According to an April 20 article by Tom McFeely in the National Catholic Register, the issue centers on “the question of the authority of individual bishops on the one hand and bishops’ conferences on the other.”
Bruskewitz has questioned the existence of the National Review Board, which was established by the U.S. Conference of Catholic Bishops to assess individual dioceses’ compliance with national guidelines on abuse.
“My personal experience with the Charter and the audit process has led me to conclude that it is fundamentally a costly and expensive undertaking that brings forward little result, at least as far as the Diocese of Lincoln is concerned,” Bruskewitz said. “It may be that the Charter and the audit process are useful or even necessary for other places, but neither have much relevance to the Diocese of Lincoln.”
McFeely reported that Ewers does not dispute that Bruskewitz has authority to refuse to participate in the sexual abuse audits. Asked why she focused on Bruskewitz, whose diocese has not been embroiled in the abuse scandals, rather than calling for fraternal correction of bishops that have allowed widespread abuse, she said that “without an audit there was no ?certitude’ that the Diocese of Lincoln wasn’t more vulnerable to the problem than Bishop Bruskewitz believes,” McFeely reported.

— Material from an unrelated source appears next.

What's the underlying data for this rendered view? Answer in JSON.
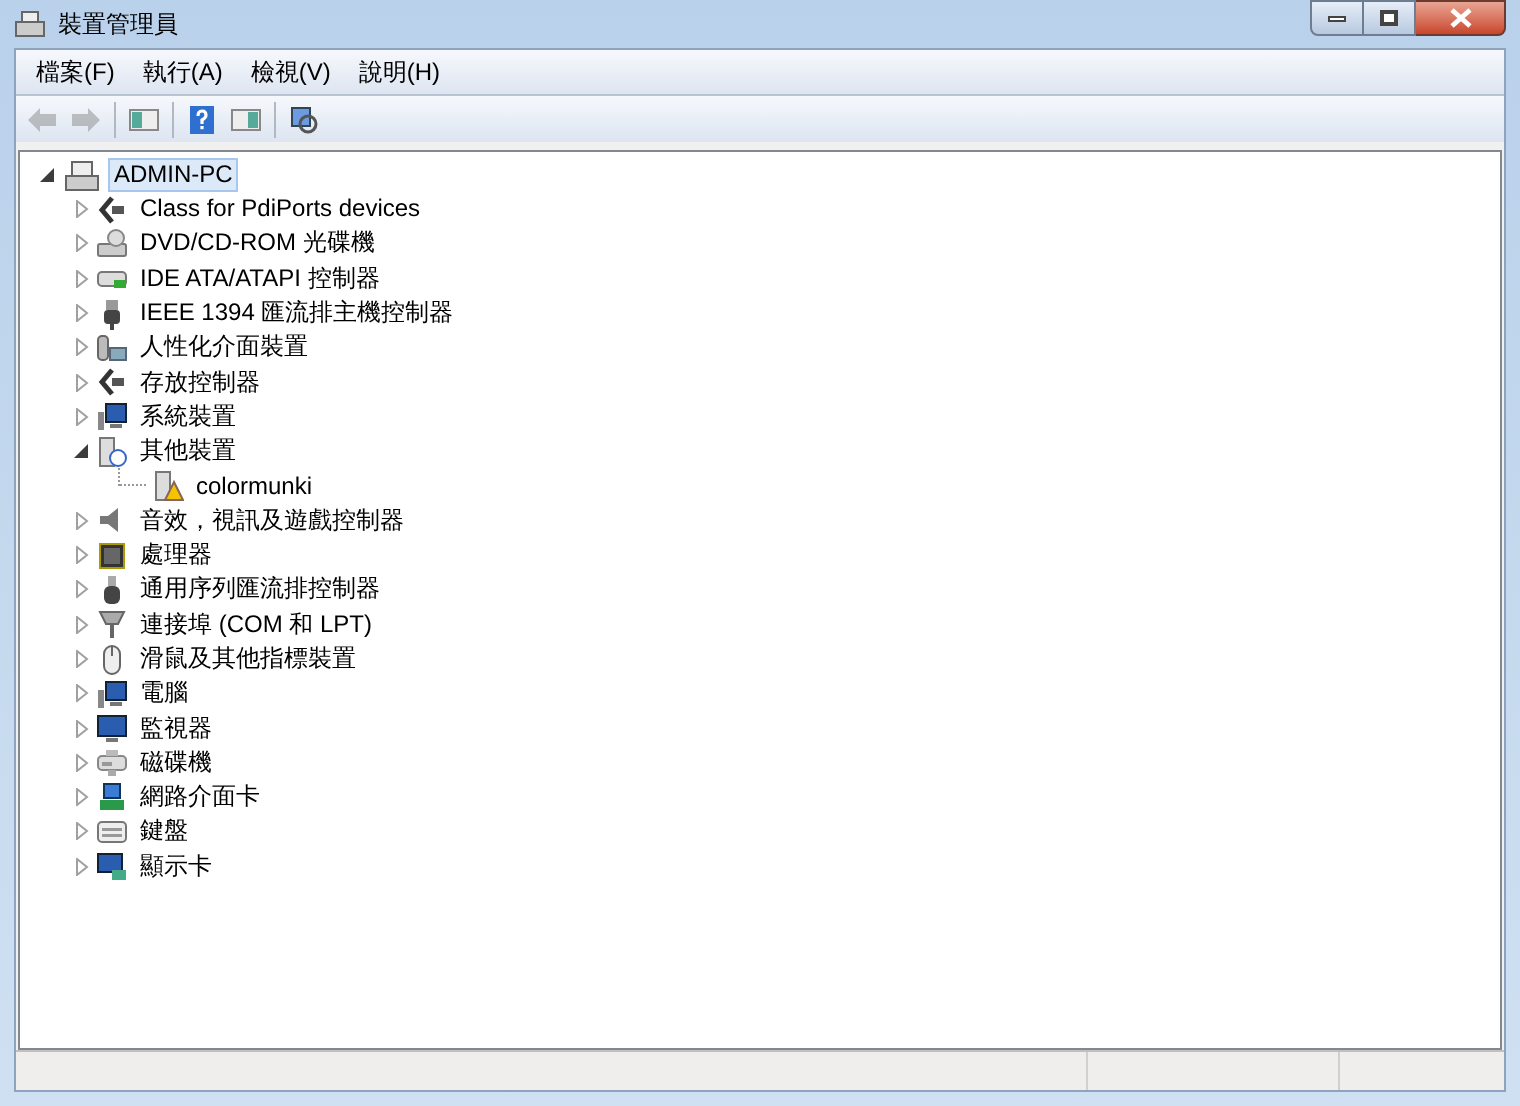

Asked which members of the Review Board had advocated positions contrary to church teachings, Bruskewitz cited current board member Dr. Paul McHugh and former board member Leon Panetta.

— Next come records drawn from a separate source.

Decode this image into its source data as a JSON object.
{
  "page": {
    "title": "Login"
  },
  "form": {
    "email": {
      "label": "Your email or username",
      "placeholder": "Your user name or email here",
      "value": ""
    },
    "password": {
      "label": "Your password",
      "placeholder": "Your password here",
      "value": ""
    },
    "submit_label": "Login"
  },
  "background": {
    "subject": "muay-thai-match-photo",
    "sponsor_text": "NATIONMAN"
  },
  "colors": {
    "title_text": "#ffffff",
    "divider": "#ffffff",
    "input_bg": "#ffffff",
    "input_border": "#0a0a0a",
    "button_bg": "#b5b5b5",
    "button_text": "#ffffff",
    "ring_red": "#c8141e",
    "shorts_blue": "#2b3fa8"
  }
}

Panetta, who was Bill Clinton’s chief of staff, supported abortion laws while a U.S. congressman. McHugh, a psychiatrist, has supported cloning human embryos to get stem cells.
Among the national critics of the Lincoln Diocese’s refusal to participate in the audit are leaders of Call to Action, an organization calling for reforms in the Catholic Church. Bruskewitz received nationwide attention 10 years ago when he included Call to Action in a list of organizations Catholics should not join or face excommunication.
Linda Pieczynski, media spokesperson for national Call to Action, said Bruskewitz “has defiantly refused even to self-report for the audit process with no consequences at all.” Ewers’ urging fraternal correction against Bruskewitz, she said, was “an absolutely useless gesture. It is time to ask whether the Charter for the protection of Children and Youth is living up to its promises in the real world, and not just in a report.”
The audit found the Diocese of Chicago in full compliance, but it appears the guidelines were not followed in a recent abuse case there, Pieczynski said.
“It is unsettling to see a Christian bishop claim that he and his diocese is above correction because he is in keeping with the letter of the civil and ecclesiastical law,” said Jim McShane, a local member of Call to Action.
McShane agreed that the National Review Board and bishops have “no canonical authority to compel anything,” but they do have moral authority. The bishops set up the review board to restore confidence in their care for young people after the sex abuse scandal, he said. For Bruskewitz to reject the process “can only undermine further the confidence the bishops are so anxious to restore,” McShane said.
In a March 30 statement, Bruskewitz noted that the U.S. Conference of Catholic Bishops’ charter on sex abuse is “only an advisory document” and participation is optional. “The Diocese of Lincoln participated fully in the initial audit conducted by the USCCB and has exercised its right to refrain from further participation in an audit,” he said.
He reiterated that the Lincoln diocese is in full compliance with all civil and church laws and has implemented all norms issued by the Vatican for prevention of abuse.
“The Diocese of Lincoln certainly is concerned with the protection of children and has taken what it believes to be appropriate steps in this area,” the bishop said.